Major bleeding: cerebral haemorrhage or any other bleeding associated with a haemoglobin drop ≥5 g/dL, or an absolute haematocrit drop ≥15%.
The time from admission to the initiation of therapy was calculated as the time to the start of the lytic infusion or the first balloon inflation.

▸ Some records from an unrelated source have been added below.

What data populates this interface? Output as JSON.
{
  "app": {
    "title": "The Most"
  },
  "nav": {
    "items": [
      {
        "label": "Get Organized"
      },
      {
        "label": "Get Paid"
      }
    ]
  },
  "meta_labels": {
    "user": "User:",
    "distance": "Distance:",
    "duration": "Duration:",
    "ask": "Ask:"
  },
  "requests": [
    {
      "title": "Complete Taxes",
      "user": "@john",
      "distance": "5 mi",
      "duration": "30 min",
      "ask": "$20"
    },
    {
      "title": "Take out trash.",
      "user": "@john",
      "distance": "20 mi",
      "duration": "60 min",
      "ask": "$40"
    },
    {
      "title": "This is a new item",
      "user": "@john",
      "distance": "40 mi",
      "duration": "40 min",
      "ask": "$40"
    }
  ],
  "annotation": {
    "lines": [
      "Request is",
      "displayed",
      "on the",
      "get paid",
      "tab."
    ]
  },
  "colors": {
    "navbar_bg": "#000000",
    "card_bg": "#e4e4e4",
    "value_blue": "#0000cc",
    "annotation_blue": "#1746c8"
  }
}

|de Boer||Senior PAMI||TRIANA|
|Age limit (years)||>75||≥70||≥75|
|Time limit||<6 h (6–24 h, if continuing ischaemia)||<12 h||<6 h|
|Patients enroled, n (lytics/pPCI)||87 (41/46)||481 (229/252)||266 (134/132)|
|Primary endpoint (all incidence at 30 days)||Death, re-infarction, or stroke||Death or disabling stroke||Death, re-infarction, or disabling stroke|
|Participant hospitals||Single centre (Zwolle, the Netherland)||Multicentre international||23 hospitals in Spain|
|Lytic agent||SK 100%||SK 38%; TNK/tPA/rPA 62%||TNK 100%|
|Antiplatelet therapy lysis arm||Aspirin i.v. 450 mg||N/A||Aspirin 300 mg, clopidogrel 75 mg q.d. × 28 daysa|
|Antiplatelet therapy pPCI arm||Aspirin i.v. 450 mg ticlopidine 250 mg b.i.d. × 2 weeksa||N/A||Aspirin 300 mg, clopidogrel 300 mg + 75 mg q.d.|
|Anticoagulation||UFH (for aPTT 2–3)||N/A||UFH 60 units/kg (maximum 4000 U)|
|Glycoprotein IIb/IIIa inhibitors for pPCI||Not used||N/A||Abciximab (49.6%)|
|Stents during pPCI||51%||N/A||84%|
|Door to reperfusion, minutes (mean ± SD)||Lytics: 31 ± 15; pPCI: 59 ± 19||Lytics: 62; pPCI: 82||Lytics: 59 ± 40; pPCI: 107 ± 47|
|Age, years median, (P25–P75); range||Lytics: 81 (78–84); 75 (N/A); pPCI: 80 (77–84); 75 (N/A)||Lytics: 77 (N/A); 70–101; pPCI: 78 (N/A); 70–99||Lytics: 80 (78–84); 75–94; pPCI: 80 (78–84); 75–94|
|Male gender (%)||Lytics: 61; pPCI: 48||Lytics: 60; pPCI: 58||Lytics: 56; pPCI: 57|
|Diabetes (%)||Lytics: 17; pPCI: 24||Lytics: 20; pPCI: 25||Lytics: 34; pPCI: 26|
|Anterior location (%)||50||45||45|
|Killip >II (%)||Lytics: 10; pPCI: 13||N/A||Lytics: 3; pPCI: 3|
N/A, not available; pPCI, primary percutaneous coronary intervention.
aSince December 2006.
|de Boer||Senior PAMI||TRIANA|
|Primary endpointa (%)||Lytics||29||13||25.4|
|Disabling stroke (%)||Lytics||N/A||2.2||3.0|
|Major bleeding (%)||Lytics||7||N/A||4.5|
|Risk/odds ratios lysis vs. pPCI|
|Primary endpoint||RR 4.3 (1.2–20)||N/A||OR 1.46 (0.81–2.61)|
|Mortality||RR 4.0 (0.9–24.6)||N/A||OR 1.31 (0.67–2.56)|
|Re-infarction||N/A||N/A||OR 1.60 (0.60–4.25)|
|Disabling stroke||N/A||N/A||OR 4.03 (0.44–36.5)|
aSee definition in Table 1; pPCI, primary percutaneous coronary intervention.